A Group of MIT, Microsoft, and Adobe researchers have managed to reproduce sound using video alone. The sounds we make bounce off every object in the room, causing microscopic vibrations. The Visual Microphone utilizes a high-speed video camera and some clever signal processing to extract an audio signal from these vibrations. Using video of everyday objects such as snack bags, plants, Styrofoam cups, and water, the team was able to reproduce tones, music and speech. Capturing audio from light isn’t exactly new. Laser microphones have been around for years. The difference here is the fact that the visual microphone is a completely passive device. No laser or special illumination is required.
The secret is in the signal processing, which the team explains in their SIGGRAPH paper (pdf link). They used a complex steerable pyramid along with wavelet filters to obtain local pixel motion values. These local values are averaged into a global motion value.
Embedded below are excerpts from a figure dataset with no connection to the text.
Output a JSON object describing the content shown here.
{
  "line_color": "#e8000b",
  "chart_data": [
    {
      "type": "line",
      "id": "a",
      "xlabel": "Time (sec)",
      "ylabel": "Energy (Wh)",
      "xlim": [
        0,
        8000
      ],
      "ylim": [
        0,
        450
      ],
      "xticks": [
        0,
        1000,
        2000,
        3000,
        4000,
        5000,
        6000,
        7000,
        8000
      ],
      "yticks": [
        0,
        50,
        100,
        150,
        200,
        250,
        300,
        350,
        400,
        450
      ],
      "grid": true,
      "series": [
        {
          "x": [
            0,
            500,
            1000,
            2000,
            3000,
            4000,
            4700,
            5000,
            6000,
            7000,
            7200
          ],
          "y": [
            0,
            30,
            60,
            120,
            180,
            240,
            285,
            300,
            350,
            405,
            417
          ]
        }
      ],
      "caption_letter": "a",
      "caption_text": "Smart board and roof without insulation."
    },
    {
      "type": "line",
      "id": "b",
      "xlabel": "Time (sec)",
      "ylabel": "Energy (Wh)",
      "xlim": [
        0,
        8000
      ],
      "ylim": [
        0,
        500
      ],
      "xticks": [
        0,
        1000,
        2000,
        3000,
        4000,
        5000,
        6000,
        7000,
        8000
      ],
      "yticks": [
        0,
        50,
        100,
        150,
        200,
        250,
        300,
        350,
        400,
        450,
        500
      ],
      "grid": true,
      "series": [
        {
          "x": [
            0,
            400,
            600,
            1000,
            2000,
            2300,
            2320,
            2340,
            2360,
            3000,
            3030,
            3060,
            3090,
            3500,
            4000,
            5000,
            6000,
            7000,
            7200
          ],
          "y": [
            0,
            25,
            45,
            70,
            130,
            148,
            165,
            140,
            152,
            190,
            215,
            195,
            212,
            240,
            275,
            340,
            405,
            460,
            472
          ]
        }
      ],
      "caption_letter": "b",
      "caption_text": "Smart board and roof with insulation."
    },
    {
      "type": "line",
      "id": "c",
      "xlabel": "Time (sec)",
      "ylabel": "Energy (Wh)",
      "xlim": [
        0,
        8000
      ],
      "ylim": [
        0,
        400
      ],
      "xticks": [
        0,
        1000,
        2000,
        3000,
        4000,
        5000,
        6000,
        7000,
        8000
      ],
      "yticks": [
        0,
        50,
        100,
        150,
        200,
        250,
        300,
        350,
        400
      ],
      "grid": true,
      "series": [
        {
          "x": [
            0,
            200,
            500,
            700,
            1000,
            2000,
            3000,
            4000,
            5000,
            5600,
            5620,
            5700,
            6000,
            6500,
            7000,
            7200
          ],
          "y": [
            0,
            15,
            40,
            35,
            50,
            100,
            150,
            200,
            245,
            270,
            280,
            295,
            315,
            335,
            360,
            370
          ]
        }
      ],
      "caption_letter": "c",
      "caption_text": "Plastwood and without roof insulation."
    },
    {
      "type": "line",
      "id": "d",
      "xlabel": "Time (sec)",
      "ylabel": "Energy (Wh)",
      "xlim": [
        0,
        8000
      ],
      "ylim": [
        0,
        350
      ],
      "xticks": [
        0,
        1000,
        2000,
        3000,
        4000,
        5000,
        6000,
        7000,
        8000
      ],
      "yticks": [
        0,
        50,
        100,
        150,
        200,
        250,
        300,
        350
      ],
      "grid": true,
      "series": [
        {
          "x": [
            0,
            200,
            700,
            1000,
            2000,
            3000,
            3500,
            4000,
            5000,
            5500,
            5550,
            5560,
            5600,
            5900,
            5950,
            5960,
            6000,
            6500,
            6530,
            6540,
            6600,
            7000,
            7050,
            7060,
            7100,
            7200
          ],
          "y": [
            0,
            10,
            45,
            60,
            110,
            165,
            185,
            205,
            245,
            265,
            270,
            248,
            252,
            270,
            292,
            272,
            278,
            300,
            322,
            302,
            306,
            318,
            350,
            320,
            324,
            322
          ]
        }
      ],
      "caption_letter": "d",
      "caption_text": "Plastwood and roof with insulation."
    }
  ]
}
From this global motion value the team is able to measure movement down to 1/1000 of a pixel. Plenty of resolution to decode audio data.
Most of the research is performed with high-speed video cameras, which are well outside the budget of the average hacker. Don’t despair though, the team did prove out that the same magic can be performed with consumer cameras, albeit with lower quality results. The team took advantage of the rolling shutter found in most of today’s CMOS imager based consumer cameras. Rolling shutter CMOS sensors capture images one row at a time. Each row can be processed in a similar fashion to the frames of the high-speed camera. There are some inter-frame gaps when the camera isn’t recording anything though. Even with the reduced resolution, it’s easy to pick out “Mary had a little lamb” in the video below.
We’re blown away by this research, and we’re sure certain organizations will be looking into it for their own use. Don’t pull out your tin foil hats yet though. Foil containers proved to be one of the best sound reflectors.